Danish photographer Christian Holst came upon photography in 1997, when a photographer friend of his uncle’s suggested that Holst come work for him. Photography soon became one of Holst's favorite pursuits along with working as a bike messenger and teaching children how to sail. He began his formal training first by working as an assistant at a photographers collective in Denmark, and then taking courses at Fatamorgana, the Danish School of Art Photography in 2000. He followed this the next year with classes at the Danish School of Journalism.
Holst was based in Bangkok until recently, when he relocated to Shanghai to work on stories in the region. He devotes most of his time to social issues and human rights stories. He is currently working on a long-term project about daily life under Burma’s military regime.
Holst has received numerous international awards, and his work has appeared in a range of American, European, and Scandinavian magazines and newspapers.
Working in Burma as a photojournalist is difficult on many levels. I often feel like my images may be coming up short. I find it incredibly hard to visually convey the emotions and magnitude of the issues I know the Burmese are facing under Burma’s military regime, which has been in power for almost 50 years. It is a rule of harsh physical and psychological oppression. During the 1988 student uprising, more than 3,000 demonstrators were shot dead and thousands more arrested in the streets of Rangoon. In 2007, Burma’s generals brutally crushed peaceful demonstrations initiated by monks and students and jailed thousands of demonstrators.
Burma’s suffering was compounded in 2008 when Cyclone Nargis killed almost 140,000 people. Initially, the country’s paranoid generals responded with complete disregard for the population and made an already horrible situation worse by rejecting foreign aid for weeks.

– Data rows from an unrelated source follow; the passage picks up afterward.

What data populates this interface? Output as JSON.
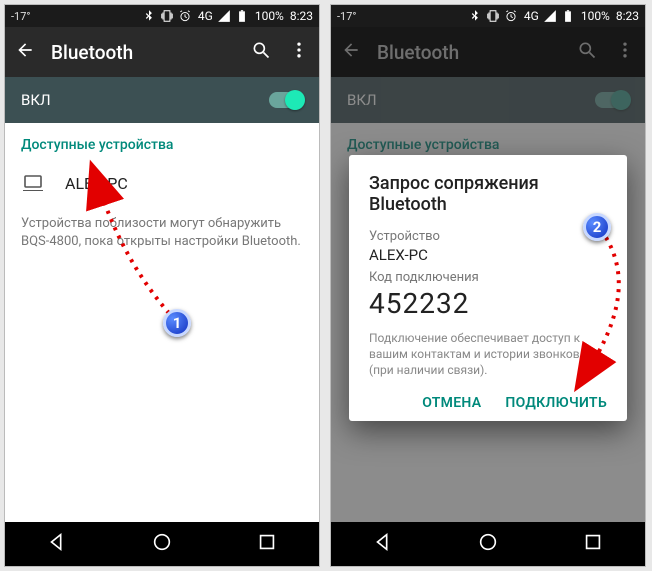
{
  "statusbar": {
    "temp": "-17°",
    "battery_pct": "100%",
    "time": "8:23",
    "net_label": "4G"
  },
  "appbar": {
    "title": "Bluetooth"
  },
  "toggle": {
    "on_label": "ВКЛ"
  },
  "section": {
    "available": "Доступные устройства"
  },
  "device": {
    "name": "ALEX-PC"
  },
  "hint": {
    "text": "Устройства поблизости могут обнаружить BQS-4800, пока открыты настройки Bluetooth."
  },
  "dialog": {
    "title": "Запрос сопряжения Bluetooth",
    "device_label": "Устройство",
    "device_name": "ALEX-PC",
    "code_label": "Код подключения",
    "code": "452232",
    "note": "Подключение обеспечивает доступ к вашим контактам и истории звонков (при наличии связи).",
    "cancel": "ОТМЕНА",
    "connect": "ПОДКЛЮЧИТЬ"
  },
  "annotation": {
    "badge1": "1",
    "badge2": "2"
  }
}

The Burmese people suffer every day under a regime that is as inept as it is repressive. The military government’s economic policies have resulted in double digit inflation that devastates wages and salaries. Burma, once dubbed the “Rice Bowl of Asia,” can now barely feed itself and has gone from one of the region’s richest countries to one of the world’s poorest. The country is also on the verge of a potentially devastating health crisis due to the government’s inattention to HIV and AIDS, malaria, and TB. Burma’s health and education sectors are crippled by neglect and corruption. While the regime has built a number of universities, it does not allocate enough funds to operate them.

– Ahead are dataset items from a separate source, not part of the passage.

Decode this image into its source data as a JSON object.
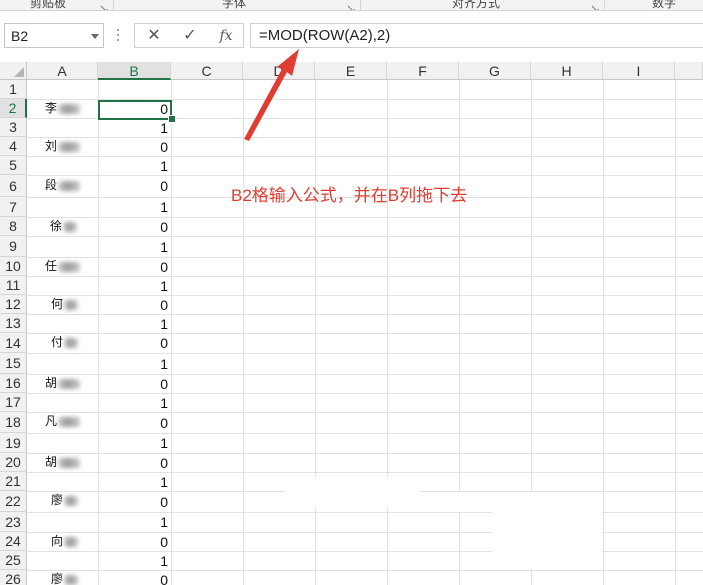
{
  "ribbon": {
    "groups": [
      "剪贴板",
      "字体",
      "对齐方式",
      "数字"
    ]
  },
  "formula_bar": {
    "name_box": "B2",
    "cancel_icon": "✕",
    "enter_icon": "✓",
    "fx_label": "fx",
    "formula": "=MOD(ROW(A2),2)"
  },
  "sheet": {
    "columns": [
      "A",
      "B",
      "C",
      "D",
      "E",
      "F",
      "G",
      "H",
      "I"
    ],
    "selected_column": "B",
    "selected_row": "2",
    "rows": [
      "1",
      "2",
      "3",
      "4",
      "5",
      "6",
      "7",
      "8",
      "9",
      "10",
      "11",
      "12",
      "13",
      "14",
      "15",
      "16",
      "17",
      "18",
      "19",
      "20",
      "21",
      "22",
      "23",
      "24",
      "25",
      "26"
    ],
    "col_b_values": [
      "0",
      "1",
      "0",
      "1",
      "0",
      "1",
      "0",
      "1",
      "0",
      "1",
      "0",
      "1",
      "0",
      "1",
      "0",
      "1",
      "0",
      "1",
      "0",
      "1",
      "0",
      "1",
      "0",
      "1",
      "0"
    ],
    "names_visible_chars": [
      "李",
      "刘",
      "段",
      "徐",
      "任",
      "何",
      "付",
      "胡",
      "凡",
      "胡",
      "廖",
      "向",
      "廖"
    ]
  },
  "annotation": {
    "text": "B2格输入公式，并在B列拖下去",
    "color": "#e03c31"
  },
  "colors": {
    "accent": "#217346",
    "arrow": "#e03c31"
  }
}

The generals seem to think that an oppressed, sick, and uneducated citizenry poses less threat to their power. Some maintain that the generals’ behavior is due to their commitment to keep Burma united. But the junta seems incapable of going beyond harsh military rule when attempting to govern Burma’s diverse, multiethnic society. Parliamentary elections are scheduled for 2010, yet they are likely to perpetuate military rule under a facade of legislative formality. The regime’s 2008 constitution allows the military to hold 25 percent of the seats in the new parliament and to control an appointed body with veto power over parliamentary decisions.

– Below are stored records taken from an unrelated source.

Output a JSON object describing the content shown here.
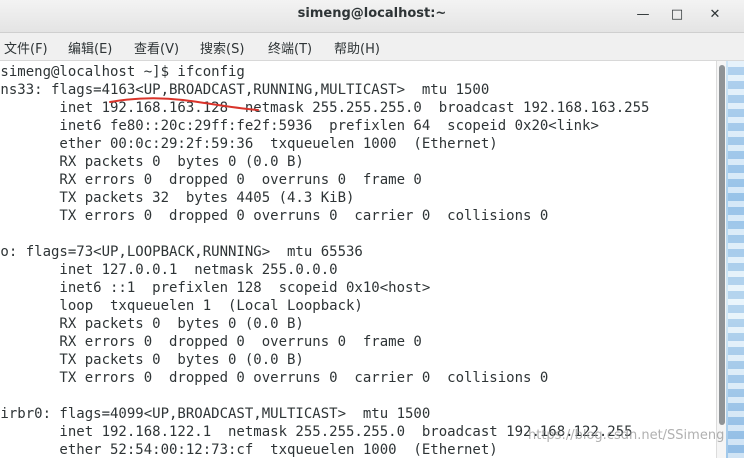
{
  "window": {
    "title": "simeng@localhost:~",
    "minimize_glyph": "—",
    "maximize_glyph": "□",
    "close_glyph": "✕"
  },
  "menu": {
    "items": [
      "文件(F)",
      "编辑(E)",
      "查看(V)",
      "搜索(S)",
      "终端(T)",
      "帮助(H)"
    ]
  },
  "terminal": {
    "lines": [
      "[simeng@localhost ~]$ ifconfig",
      "ens33: flags=4163<UP,BROADCAST,RUNNING,MULTICAST>  mtu 1500",
      "        inet 192.168.163.128  netmask 255.255.255.0  broadcast 192.168.163.255",
      "        inet6 fe80::20c:29ff:fe2f:5936  prefixlen 64  scopeid 0x20<link>",
      "        ether 00:0c:29:2f:59:36  txqueuelen 1000  (Ethernet)",
      "        RX packets 0  bytes 0 (0.0 B)",
      "        RX errors 0  dropped 0  overruns 0  frame 0",
      "        TX packets 32  bytes 4405 (4.3 KiB)",
      "        TX errors 0  dropped 0 overruns 0  carrier 0  collisions 0",
      "",
      "lo: flags=73<UP,LOOPBACK,RUNNING>  mtu 65536",
      "        inet 127.0.0.1  netmask 255.0.0.0",
      "        inet6 ::1  prefixlen 128  scopeid 0x10<host>",
      "        loop  txqueuelen 1  (Local Loopback)",
      "        RX packets 0  bytes 0 (0.0 B)",
      "        RX errors 0  dropped 0  overruns 0  frame 0",
      "        TX packets 0  bytes 0 (0.0 B)",
      "        TX errors 0  dropped 0 overruns 0  carrier 0  collisions 0",
      "",
      "virbr0: flags=4099<UP,BROADCAST,MULTICAST>  mtu 1500",
      "        inet 192.168.122.1  netmask 255.255.255.0  broadcast 192.168.122.255",
      "        ether 52:54:00:12:73:cf  txqueuelen 1000  (Ethernet)"
    ]
  },
  "overlay": {
    "watermark": "https://blog.csdn.net/SSimeng",
    "annotation_color": "#d9342b"
  }
}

Despite these sad facts, the Burmese people show a quiet resilience to continue with their lives. Opposition leader Aung San Suu Kyi, whose party won the 1990 elections and who has been under house arrest for 14 of the last 21 years, has tried to help her fellow Burmese acquire courage and prevent fear from dictating their lives. She calls it “grace under pressure”—an ability to conduct oneself with decency and composure in the face of harsh, unremitting pressure.
On a basic human level, I am occasionally overwhelmed, sometimes frustrated, but mostly encouraged by what I see when photographing people in Burma. I feel utterly privileged to witness people who are so graceful under such harsh pressures.